Open Source is So Fricken’ Cool

I just went through a software experience that quite simply defines why I want to support and participate in Open Source Software projects rather than closed and proprietary ones.

I have an iPod for those that didn’t know. I run Ubuntu Linux for my desktop, for those who didn’t know. This means that I cannot run iTunes for getting my songs onto the iPod – it is Windows only. So I have been using gtkpod for this – an Open Source application designed to allow adding songs and things to the iPod. Essentially it replaces iTunes.

Now things get a little technical, so if you’re not interested please don’t feel bad.

gtkpod can only attempt to provide the same features as iTunes. Apple doesn’t share every little detail about how to interface with an iPod, and it certainly has more development dollars and time invested in iTunes. So the feature set of gtkpod lags behind iTunes. Up until now there is one feature I’ve really missed – album art. The ability to display an album’s cover on the iPod while its songs are being played – it’s the whole point of having a colour screen in my mind.

So I looked into the details and found out that the developers of gtkpod have actually got this working, but not in the version of gtkpod and its libraries that I am running.
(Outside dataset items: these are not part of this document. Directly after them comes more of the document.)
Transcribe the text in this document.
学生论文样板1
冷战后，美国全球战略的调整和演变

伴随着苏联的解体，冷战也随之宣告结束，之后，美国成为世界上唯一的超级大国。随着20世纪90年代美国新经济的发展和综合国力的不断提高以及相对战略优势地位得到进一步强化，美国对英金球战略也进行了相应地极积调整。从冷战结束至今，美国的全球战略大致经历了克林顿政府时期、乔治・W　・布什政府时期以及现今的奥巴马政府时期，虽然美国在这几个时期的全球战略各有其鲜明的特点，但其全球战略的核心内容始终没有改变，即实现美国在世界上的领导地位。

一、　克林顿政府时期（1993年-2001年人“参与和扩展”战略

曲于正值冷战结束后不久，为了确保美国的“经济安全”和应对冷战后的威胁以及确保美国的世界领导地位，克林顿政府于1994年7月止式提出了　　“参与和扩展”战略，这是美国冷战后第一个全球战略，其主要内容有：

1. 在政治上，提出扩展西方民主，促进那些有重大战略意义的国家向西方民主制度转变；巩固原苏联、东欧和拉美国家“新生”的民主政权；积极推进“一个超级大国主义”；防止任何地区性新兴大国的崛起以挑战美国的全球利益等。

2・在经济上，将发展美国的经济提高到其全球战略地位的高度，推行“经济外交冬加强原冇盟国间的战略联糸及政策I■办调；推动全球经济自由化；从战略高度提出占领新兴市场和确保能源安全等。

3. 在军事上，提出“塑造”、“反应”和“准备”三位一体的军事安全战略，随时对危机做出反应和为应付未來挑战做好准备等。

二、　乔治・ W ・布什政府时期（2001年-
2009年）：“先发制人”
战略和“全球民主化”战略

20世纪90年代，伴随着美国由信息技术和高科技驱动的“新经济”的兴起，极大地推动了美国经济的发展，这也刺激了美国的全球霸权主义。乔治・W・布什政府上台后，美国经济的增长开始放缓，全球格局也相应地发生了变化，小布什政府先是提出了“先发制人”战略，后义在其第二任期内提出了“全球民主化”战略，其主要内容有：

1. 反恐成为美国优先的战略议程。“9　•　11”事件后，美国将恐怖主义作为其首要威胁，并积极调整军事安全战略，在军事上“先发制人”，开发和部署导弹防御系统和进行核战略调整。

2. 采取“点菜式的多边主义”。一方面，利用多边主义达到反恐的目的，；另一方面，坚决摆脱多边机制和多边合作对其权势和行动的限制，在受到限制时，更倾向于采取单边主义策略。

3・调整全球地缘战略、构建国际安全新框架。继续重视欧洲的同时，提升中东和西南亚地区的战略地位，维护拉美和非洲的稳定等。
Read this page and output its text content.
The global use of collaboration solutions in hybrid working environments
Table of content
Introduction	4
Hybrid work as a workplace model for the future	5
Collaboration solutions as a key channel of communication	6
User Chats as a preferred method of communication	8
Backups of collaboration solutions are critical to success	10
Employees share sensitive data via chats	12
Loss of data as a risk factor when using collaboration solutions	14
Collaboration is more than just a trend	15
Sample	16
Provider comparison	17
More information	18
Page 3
Enter the wonders of Open Source Projects.

Developers access, store, and work on their application code in specific ways. Open Source, briefly, means that I can access the source code they have written for the application. This turned out to be the key point to getting things working the way I wanted. I downloaded the latest release of the code for the latest gtkpod and libraries. I then compiled then on my own computer, and tried it out – it wasn’t working.

I then accessed the actual repository that the developers work in and grabbed the very latest code – this is code that, essentially, could be minutes old from the developer. I then compiled this supporting library and presto! gtkpod now allows me to add album covers to songs.

Now I could have been patient and waited for the developers to release their next version, and then wait until the version is packaged and released for Ubuntu. I figure this will happen sometime in April according to Ubuntu’s schedule. But I’ve been waiting for, well, a year or so. I got tired of waiting.

There is quite simply no way I would have been able to do this with a software application that is not Open Source. Now I wish I had done this some time ago, because I have over 4000 songs that now need to have album art added, and doing it manually doesn’t really sound appealing. gtkpod provides a way of doing it automatically for newly added songs, so going forward this will be automatic. But the back catalogue just might kill me.

One thought on “Open Source is So Fricken’ Cool”

  1. Open Source is good, but so is free. Have you seen the recent aquisition by google? It is a web based version word processor that competes with MS Word. There is a free web based spreadsheet too, which is basically excel.